Qantas’s partnership with other airlines such as American Airlines, Cathay Pacific, Air Jordanian, Singapore Airlines through Oneworld Alliance where passengers are given incentives for flying with member airlines and allowing them also to make easy transfers on connecting flights. This strategically helps the airline cut costs by helping each other in terms of marketing, online ticketing facilities and maintenance and using it to provide value for customers.
Qantas approach of diversifying business by expanding into various budgeted airlines and also ancillary activities within the airlines industry gives it an economical edge of stability and also internal resourcefulness. For example: Qantas Group owns Q Catering which is a business unit that helps centralize meal production for the aviation industry . This allows for Qantas to save on costs and additional logistics involved in hiring external catering for their needs.

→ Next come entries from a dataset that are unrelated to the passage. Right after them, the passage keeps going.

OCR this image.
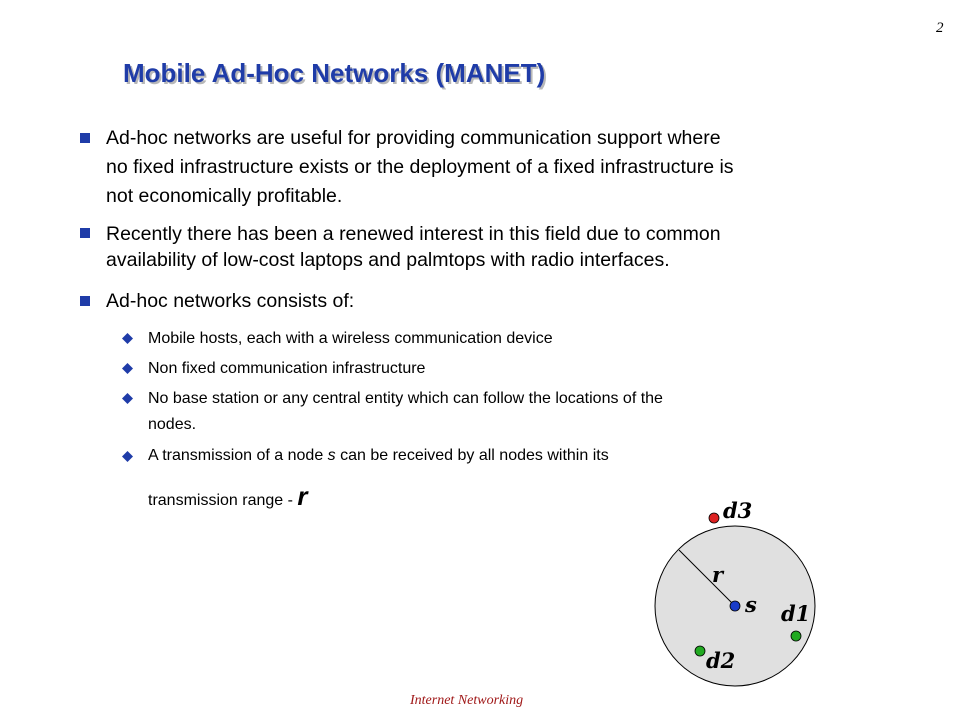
2
Mobile Ad-Hoc Networks (MANET)
Ad-hoc networks are useful for providing communication support where
no fixed infrastructure exists or the deployment of a fixed infrastructure is
not economically profitable.
Recently there has been a renewed interest in this field due to common
availability of low-cost laptops and palmtops with radio interfaces.
Ad-hoc networks consists of:
Mobile hosts, each with a wireless communication device
Non fixed communication infrastructure
No base station or any central entity which can follow the locations of the
nodes.
A transmission of a node s can be received by all nodes within its
transmission range - r
r
s d1
d2
d3
Internet Networking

The advantage of being a home grown national airline and its almost 100 years of experience in Australian aviation is one of its strengths as it gives them irreplaceable experience, strong local reputation and also leading in technology and services.
Recent reports of engine malfunctions and issues of air safety can negatively affect their image in terms of being reliability and safety and might cause a downward plunge in sales.
The industrial dispute that resulted in Qantas grounding and bringing to a halt all its operations in Oct 2011 created a massive loss for the company that had repercussions. This action can possibly lead to unrest among their employees and a general dissatisfaction within its working force. The company was also hit by a strike in 2009 which caused major delays and inconvenience,
Qantas has the opportunity to expand its international operations into untapped markets in Asia and far east where there are emerging hubs and potential hubs are being established. A recent development has been a deal signed with China Eastern to plan a low cost carrier for that region.
The strong Australian dollar gives Qantas an advantage over its other international competitors.
Its dominance in the domestic market is an opportunity they can exploit to their advantage.
The main threat is the possibility of pro-australia air bills being passed which will result in Qantas having to cut services and jobs and focus its main activity within Australia itself. This would according to the CEO Alan Joyce curb their freedom to be competitive when they need it the most to adapt and survive.
Rising fuel costs which have risen 26% in the last quarter of 2011 is proving to pose a threat to its operational cost budget.
The rise of low cost carriers and its popularity in the growing hubs of the Middle East and Asia are proving to bring down demand
High competition that Qantas has to face in the international market and main emerging hubs especially from other government backed airlines in these regions.